Toda a discussão a respeito da autoridade deságua num ponto ilustrado por meio dos oráculos de julgamento (repetidos 3 vezes nos versos 4, 6, 16): “Da cama a que subiste, não descerás, mas, sem falta, morrerás.” O ponto central parece ser quem tem o controle de quem sobe e de quem desce. Vemos este movimento nestes versículos: verso 2 – “E caiu…” (וַיִּפֹּ֨ל); verso 3 – “sobe” (ק֣וּם); verso 4 – “da cama que subiste, não descerás” (הַמִּטָּ֞ה אֲשֶׁר־עָלִ֥יתָ שָּׁ֛ם לֹֽא־תֵרֵ֥ד); verso 6 – “um homem nos subiu” (אִ֣ישׁ׀ עָלָ֣ה); verso 9 – “desce” (רֵֽדָה); verso 10 – “desça fogo” (תֵּ֤רֶד אֵשׁ֙); verso 11 – “desce depressa” (מְהֵרָ֥ה רֵֽדָה); verso 12 – “desça fogo” (תֵּ֤רֶד אֵשׁ֙); verso 13 – “subiu o capitão” (וַיַּ֡עַל) O último capitão não pede para Elias descer. Ele sobe e se ajoelha. Porque é DEUS quem tem o controle de quem sobe e desce na narrativa.
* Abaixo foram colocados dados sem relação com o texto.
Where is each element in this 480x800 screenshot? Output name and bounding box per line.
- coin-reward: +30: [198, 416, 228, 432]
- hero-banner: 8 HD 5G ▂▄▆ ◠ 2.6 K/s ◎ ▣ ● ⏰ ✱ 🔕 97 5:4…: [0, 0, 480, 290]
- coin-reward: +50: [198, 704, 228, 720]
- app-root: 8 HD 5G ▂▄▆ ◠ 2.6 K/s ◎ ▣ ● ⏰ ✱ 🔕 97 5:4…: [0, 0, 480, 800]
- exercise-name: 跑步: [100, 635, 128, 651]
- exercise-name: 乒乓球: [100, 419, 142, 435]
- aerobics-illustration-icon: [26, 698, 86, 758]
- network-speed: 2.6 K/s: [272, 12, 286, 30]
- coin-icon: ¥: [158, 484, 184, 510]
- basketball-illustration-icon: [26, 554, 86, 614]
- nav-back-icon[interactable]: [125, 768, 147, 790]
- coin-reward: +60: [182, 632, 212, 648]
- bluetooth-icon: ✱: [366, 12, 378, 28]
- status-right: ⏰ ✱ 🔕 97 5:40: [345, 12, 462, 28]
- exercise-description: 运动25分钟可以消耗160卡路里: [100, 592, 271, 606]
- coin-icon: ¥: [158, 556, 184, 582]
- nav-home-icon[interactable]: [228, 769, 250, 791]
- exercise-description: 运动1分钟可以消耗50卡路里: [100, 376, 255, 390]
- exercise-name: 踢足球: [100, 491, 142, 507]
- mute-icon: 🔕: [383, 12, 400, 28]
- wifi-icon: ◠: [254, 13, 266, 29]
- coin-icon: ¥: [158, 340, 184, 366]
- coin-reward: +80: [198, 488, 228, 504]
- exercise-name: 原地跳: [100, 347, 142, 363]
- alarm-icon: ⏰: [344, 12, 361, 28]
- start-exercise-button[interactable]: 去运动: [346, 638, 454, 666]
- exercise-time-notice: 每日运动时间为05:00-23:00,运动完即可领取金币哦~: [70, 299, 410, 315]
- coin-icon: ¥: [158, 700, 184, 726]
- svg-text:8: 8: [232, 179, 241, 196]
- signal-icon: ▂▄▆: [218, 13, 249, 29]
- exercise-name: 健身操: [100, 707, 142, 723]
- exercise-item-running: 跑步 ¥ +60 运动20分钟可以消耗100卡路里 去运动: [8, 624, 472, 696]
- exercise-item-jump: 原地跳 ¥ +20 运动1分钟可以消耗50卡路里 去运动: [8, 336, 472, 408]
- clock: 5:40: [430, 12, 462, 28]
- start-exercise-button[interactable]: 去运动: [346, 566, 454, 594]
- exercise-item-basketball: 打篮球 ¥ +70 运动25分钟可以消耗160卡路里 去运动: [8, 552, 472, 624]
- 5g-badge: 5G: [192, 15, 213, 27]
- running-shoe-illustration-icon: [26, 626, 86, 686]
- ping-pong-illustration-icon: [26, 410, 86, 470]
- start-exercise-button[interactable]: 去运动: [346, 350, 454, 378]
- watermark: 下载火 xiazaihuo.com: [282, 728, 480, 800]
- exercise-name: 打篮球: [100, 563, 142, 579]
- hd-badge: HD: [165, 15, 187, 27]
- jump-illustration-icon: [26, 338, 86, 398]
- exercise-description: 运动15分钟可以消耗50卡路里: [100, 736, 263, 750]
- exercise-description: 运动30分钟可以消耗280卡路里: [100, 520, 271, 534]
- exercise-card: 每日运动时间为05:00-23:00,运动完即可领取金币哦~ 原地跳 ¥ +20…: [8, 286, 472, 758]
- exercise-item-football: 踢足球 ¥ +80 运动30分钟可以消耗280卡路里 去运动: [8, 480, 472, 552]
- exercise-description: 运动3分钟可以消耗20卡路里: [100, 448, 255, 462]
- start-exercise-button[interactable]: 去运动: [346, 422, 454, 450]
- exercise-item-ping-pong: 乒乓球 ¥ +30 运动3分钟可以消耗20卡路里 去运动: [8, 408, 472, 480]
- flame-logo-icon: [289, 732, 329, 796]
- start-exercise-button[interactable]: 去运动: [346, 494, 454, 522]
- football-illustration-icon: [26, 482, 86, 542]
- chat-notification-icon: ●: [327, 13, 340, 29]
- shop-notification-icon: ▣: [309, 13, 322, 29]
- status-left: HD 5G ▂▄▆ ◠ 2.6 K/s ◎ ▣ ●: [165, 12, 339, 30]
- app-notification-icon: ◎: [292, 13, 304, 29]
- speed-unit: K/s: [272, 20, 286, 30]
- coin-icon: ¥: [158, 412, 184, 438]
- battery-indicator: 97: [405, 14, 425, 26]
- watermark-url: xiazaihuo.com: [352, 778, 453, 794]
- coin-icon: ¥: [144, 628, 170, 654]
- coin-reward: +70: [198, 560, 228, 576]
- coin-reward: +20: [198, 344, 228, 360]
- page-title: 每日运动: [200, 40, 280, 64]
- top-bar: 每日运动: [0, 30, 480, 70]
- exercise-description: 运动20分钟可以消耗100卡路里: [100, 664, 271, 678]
Walter Brueggemann, afirma que o profeta deve possuir o que ele denomina “consciência alternativa”. Para ele, isso significa que a tarefa profética, dentre outros fatores, repousa em justamente não permitir que esta consciência alternativa seja adestrada/domesticada/subjugada[1]. A função desta consciência é a de criticar a consciência dominante. No entanto, é precisamente a consciência real que pode (tentar) quebrar a consciência alternativa. Quando o rei tem domínio sobre tudo, essa consciência real busca: a) abundância; b) política de opressão social (favor do reino em detrimento do povo); e c) religião estática (DEUS subordinado ao rei).
Ao obedecer a DEUS (e não ao rei), Elias quebra com a consciência real de soberania e apresenta de quem é a verdadeira autoridade. Ele confronta a autoridade real servindo a nenhum outro a não ser a DEUS.
Há quem deseje ser chamado de homem do rei? Porventura não seria melhor ser conhecido como “homem de DEUS”, tal qual Elias (versos 9-13). E que em nós também, tal qual no nome do profeta אֵ֣לִיָּ֔הוּ (“YHWH é o meu SENHOR”), seja indicada de quem é a prioridade de nosso serviço e obediência.
[1] Em seu livro The prophetic Imagination.